Nestlé released its half-year results for 2024 on 25 July, emphasising the achievements of its income accelerator programme.
In its first 18 months, Nestlé’s programme has increased cocoa yields of participating farmers by almost a third (32%) largely through adopting pruning practices and other sustainable farming strategies.
Thinking beyond price
“With our programme, we made the conscious decision to think beyond price and focus on direct cash incentives,” says a spokesperson for Nestlé.
The company created its income accelerator programme based on its work with the Nestlé Cocoa Plan. The programme aims to help close cocoa-farming families' living income gap and reduce the risk of child labour and has so far supported more than 10,000 families in Côte d'Ivoire with plans to expand to Ghana later this year.
The plan focusses on encouraging cocoa-farming families to engage in positive practices in four areas: school enrollment, good agricultural practices, agroforestry activities, and diversified incomes.
How pruning boosts productivity
From a practical perspective, Nestlé is working with farmers to encourage regular pruning of diseased or degraded branches on cocoa trees. With a commercial lifespan of approximately 25 years, from the first year after planting, cocoa trees benefit from annual pruning which improves cocoa pod yields and helps limit crop disease and loss.
Shade and fruit tree planting has also formed part of Nestlé's agricultural strategy that is successfully impacting the resilience of cocoa crops.
“We believe that incentivising practices and behaviour change will create long-term resilience at the farm and household level,” says Nestlé’s spokesperson.

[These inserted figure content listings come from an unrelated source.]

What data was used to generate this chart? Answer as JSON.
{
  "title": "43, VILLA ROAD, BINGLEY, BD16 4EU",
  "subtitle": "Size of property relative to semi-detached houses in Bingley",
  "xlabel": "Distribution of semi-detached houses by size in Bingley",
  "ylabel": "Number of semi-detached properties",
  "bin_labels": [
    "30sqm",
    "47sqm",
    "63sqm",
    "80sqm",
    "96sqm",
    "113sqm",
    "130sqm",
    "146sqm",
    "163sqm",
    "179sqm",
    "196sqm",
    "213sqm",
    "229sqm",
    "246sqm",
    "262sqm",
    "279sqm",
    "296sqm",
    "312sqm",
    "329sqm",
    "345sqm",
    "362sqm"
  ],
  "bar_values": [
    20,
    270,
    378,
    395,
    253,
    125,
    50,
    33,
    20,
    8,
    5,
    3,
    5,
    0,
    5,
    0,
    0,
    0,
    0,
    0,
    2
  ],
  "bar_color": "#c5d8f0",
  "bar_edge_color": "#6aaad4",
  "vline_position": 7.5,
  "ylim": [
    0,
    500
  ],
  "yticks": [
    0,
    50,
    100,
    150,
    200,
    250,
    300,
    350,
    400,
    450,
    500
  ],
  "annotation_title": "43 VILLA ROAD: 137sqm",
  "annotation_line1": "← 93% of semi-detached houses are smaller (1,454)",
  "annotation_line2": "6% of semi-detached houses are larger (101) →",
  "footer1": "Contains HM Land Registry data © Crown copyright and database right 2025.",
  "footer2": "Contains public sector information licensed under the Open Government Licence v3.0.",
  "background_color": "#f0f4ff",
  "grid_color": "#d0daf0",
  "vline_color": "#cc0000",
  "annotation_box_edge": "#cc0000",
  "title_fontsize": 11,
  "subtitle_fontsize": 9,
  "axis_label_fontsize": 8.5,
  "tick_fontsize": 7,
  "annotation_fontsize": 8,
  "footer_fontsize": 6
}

Alongside its efforts to further reward farmers and their families for practices that benefit the environment and local communities, Nestlé pays a premium to cocoa producers for the certified cocoa it buys.
Improving income and output
A recent report by the KIT Institute showed that its programme has helped cocoa farmers substantially improve their cocoa productivity and net income. Its findings show that overall, the net income of income accelerator communities rose by 38%, leading to a higher proportion of households achieving a living income, growing from 10% in 2022 to 20% in 2023.
“Cash incentives are decoupled from the amount of cocoa produced and are proportionally more advantageous to smallholder farmers,” says Nestlé’s spokesperson about the nuts and bolts of its programme.
In a new and unique aspect of its programme, money goes straight to the farmers and their spouses through mobile payments, enabling this money to be distributed between farmers and their spouses. “This recognises the crucial role women play within cocoa-farming families and helps improve gender equality,” says Nestlé’s spokesperson.
Along with its income accelerator programme, Nestlé also supports the Côte d’Ivoire-Ghana Cocoa Initiative (CIGCI), which aims to identify long-term solutions that help cocoa farmers achieve and sustain a living income.
Goals for 2025
Over the coming year, Nestlé wants to expand the reach and impact of its income accelerator programme. By 2030, the programme aims to reach 160,000 cocoa-farming families in Nestlé's cocoa supply chain.
“Our commitment is also reflected in our broader sustainability goals, such as achieving 100% cocoa sourced through the Nestlé Cocoa Plan by 2025,” says Nestlé's spokesperson. The company's Cocoa Plan includes mass balance and segregated Rainforest Alliance certified volumes and/ or verified mass balance Nestlé Cocoa Plan volumes.
Boosting its organic growth targets
As we reach the halfway point of 2024, alongside reporting the latest on its income accelerator programme, Nestlé has reported better-than-expected organic growth. The company’s organic growth has reached 2.1% despite sales of CHF 45 billion, down 2.7% compared to the first half of 2023.
Confectionery sales grew at a high single-digit rate, Nestlé reports, with KitKat as the leading global brand, driving this growth along with other local brands. In 2024, Nestlé released its first-ever KitKat bars made with cocoa grown by income accelerator farming families.
The company also states its growth is due to industry bounceback and the launch of innovations to address consumer trends and develop its large iconic brands. “Positive real internal growth is back,” says Mark Schneider, CEO of Nestlé.
Along with innovations and Nestlé Health Sciences' ongoing recovery, the chocolate giant has seen prices come down, bucking the ongoing reality of rising raw material costs. “We have seen pricing come down faster than expected,” Schneider says. Organic sales growth for 2024 is now expected to be at least 3%.